周凌风自然明白这一点,所以在每次抢劫之后他都要想尽办法把手里的货物卖出去。之所以说是“想尽办法”,是因为很多东西都有行业内部的审辩方法,外行人在短时间之内很难了解,自然在和买主谈价的时候就说不清楚。更糟糕的是,像骆驼或者是装货物的包装外皮这些东西,上面还可能有原本主人的一些标记。而这些标记,极可能是被周围商家所熟悉的,于是拿去卖的时候人家就不会收。事实上,只有很少的地方会收这些来路不明的货物,价钱还压得极低。而周凌风在这里又是人生地不熟,短时间之内根本找不到“黑市”出货。所以在最初期的时候,他可以说是吃尽了苦头。
俗语说:有钱能使鬼磨。有关于货物出手的问题慢慢在金钱的攻势下缓解了,而随之接踵而来的问题就变成了人手问题。只靠周凌风自己带着九儿,其实很难进行什么大宗抢劫,只能盯着十数峰骆驼以下的小驼队下手。这样一来,想要达到他想象中足够收手的“油水”,怕是得用上一辈子的时间了。于是。周凌风便开始“招兵买马”,慢慢壮大自己的队伍。
人多了,矛盾就多。争权的,偷懒的,贪污的,奉承的,甚至还有吃里扒外的。这些问题虽然时常让他感到焦头烂额,但以他在军统序列中向上攀爬的经验作为底子。解决起来倒也不算太过麻烦,非也就是将“恩威并施”那一套运用得更激烈一些罢了。内部刚刚稳定一些,能够影像周凌风生存的最大危机就粉墨登场了。它的数量不固定,时常在变化之中,所以只能给出一个很笼统名字——外敌。

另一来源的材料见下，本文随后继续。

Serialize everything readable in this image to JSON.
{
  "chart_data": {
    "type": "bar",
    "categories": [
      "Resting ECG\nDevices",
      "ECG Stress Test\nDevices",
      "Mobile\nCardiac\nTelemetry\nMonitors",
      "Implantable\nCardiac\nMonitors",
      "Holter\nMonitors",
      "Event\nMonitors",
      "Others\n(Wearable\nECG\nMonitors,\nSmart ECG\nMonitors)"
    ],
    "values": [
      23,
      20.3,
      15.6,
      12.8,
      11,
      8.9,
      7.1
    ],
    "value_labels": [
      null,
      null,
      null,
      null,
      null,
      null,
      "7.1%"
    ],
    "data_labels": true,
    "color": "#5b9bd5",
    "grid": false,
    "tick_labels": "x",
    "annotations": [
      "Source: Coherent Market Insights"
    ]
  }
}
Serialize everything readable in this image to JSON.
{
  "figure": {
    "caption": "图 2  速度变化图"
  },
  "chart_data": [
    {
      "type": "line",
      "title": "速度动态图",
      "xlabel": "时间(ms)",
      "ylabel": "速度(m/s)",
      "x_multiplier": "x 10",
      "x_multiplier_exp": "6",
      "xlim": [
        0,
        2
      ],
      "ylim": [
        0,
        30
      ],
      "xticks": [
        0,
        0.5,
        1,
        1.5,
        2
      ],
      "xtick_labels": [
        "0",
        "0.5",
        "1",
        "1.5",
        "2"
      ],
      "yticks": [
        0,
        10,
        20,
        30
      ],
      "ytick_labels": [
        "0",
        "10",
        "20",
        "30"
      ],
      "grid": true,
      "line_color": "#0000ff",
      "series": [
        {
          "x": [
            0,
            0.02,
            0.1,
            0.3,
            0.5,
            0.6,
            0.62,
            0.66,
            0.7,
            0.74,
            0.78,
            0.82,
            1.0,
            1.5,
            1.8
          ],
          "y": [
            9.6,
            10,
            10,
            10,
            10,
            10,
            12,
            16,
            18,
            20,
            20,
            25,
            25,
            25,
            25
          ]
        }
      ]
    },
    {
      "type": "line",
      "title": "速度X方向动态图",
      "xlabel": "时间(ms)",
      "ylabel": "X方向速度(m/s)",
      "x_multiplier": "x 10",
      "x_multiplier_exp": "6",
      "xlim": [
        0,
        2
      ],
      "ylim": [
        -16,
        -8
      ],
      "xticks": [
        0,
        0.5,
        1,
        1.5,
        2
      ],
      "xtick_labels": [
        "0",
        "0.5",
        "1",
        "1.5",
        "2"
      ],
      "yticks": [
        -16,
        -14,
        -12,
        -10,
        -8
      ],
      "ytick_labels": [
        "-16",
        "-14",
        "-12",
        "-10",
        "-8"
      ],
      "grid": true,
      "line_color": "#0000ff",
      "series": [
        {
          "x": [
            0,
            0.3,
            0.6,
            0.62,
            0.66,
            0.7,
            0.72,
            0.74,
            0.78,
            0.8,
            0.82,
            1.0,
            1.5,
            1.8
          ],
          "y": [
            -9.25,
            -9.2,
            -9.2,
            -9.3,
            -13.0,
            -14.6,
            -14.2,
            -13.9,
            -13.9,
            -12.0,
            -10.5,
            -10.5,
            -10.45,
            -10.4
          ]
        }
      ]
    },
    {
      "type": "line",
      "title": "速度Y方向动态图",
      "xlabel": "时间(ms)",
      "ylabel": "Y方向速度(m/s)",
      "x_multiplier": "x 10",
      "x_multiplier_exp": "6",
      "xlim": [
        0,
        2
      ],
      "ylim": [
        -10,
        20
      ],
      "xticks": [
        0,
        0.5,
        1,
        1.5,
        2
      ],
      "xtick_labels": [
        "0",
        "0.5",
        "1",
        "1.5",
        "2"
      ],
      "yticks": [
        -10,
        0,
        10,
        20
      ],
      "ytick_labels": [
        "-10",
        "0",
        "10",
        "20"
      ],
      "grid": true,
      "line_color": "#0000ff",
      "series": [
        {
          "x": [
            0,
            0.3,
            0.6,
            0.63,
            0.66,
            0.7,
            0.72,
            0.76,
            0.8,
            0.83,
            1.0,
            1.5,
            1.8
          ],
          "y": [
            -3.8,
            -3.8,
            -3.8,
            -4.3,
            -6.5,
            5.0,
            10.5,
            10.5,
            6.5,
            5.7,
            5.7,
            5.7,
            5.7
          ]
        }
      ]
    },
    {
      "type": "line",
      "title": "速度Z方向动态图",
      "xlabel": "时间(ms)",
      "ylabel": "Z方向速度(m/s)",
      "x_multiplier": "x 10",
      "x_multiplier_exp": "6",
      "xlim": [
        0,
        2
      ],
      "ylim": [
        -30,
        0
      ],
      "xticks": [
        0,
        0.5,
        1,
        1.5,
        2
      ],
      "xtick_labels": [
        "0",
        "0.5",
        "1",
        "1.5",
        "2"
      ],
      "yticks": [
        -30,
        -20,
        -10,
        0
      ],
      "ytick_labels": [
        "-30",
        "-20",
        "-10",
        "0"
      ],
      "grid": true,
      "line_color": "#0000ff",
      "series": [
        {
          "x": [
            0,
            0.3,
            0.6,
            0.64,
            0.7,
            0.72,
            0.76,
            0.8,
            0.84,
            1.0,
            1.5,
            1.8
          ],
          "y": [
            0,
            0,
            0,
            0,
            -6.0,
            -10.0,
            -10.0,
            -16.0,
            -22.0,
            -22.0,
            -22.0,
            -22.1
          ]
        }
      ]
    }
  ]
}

虽然一个新的国家已经建立了,可足足持续了近百年的混乱不是短时间之内就能够彻底消失的,尤其是在这种天高皇帝远的地方。很显然。在这种地方将抢劫别人的财富做为生存手段的人并不只有周凌风这一伙人。这些人不但队伍有大有小,势力范围也各自不同,不过他们在老百姓的嘴里却有一种统一的称呼——沙盗。
严格来说,周凌风这只沙盗队伍其实只能算是这里的后辈。这里任何一支沙盗队伍在这里坑害老百姓的时间都要比他长得多。资格老,自然就要摆上一些谱儿“教育”一下后辈。不管别人如何看待这些事情,至少这些“老字号”的沙盗们自己是这么认为的。于是乎,自从周凌风的沙盗团小有了一些气候,这些大大小小的沙盗团伙就开始络绎不绝的找上门来。有打算谈合伙的,有打算重新划分一下地盘儿的,甚至还有想要将他收编的。
最初的时候周凌风还耐着性子和他们周旋,不过时间久了不免就有些厌烦。按照他的想法,自己想要当个土匪就是图意那种毫束缚的痛快,如果继续这种勾心斗角、磨磨叽叽的日子,那还不如跑到海峡对面的岛上继续攀爬呢。于是,他开始用十分冷硬的态度处理这些事情,但凡不是来投靠的,不管什么老不老资格的家伙一概不给面子。说白了就是你抢你的,我抢的我的,大家各凭本事吃饭。
井水不犯河水这种想法挺好,可事实上却很难真正实现,尤其是在这种蔑视社会正当规则的团体中。周凌风的做法很快就惹恼了一部分人,意料之内的冲突也开始频繁发生。当然,也有另外一部分与他的势力范围没有冲突的团伙打算置身事外,可随着他的团伙不断壮大,这些人也不免开始蠢蠢欲动。毕竟,习惯不劳而获的人,总有一种见不得别人比自己好的“红眼病”。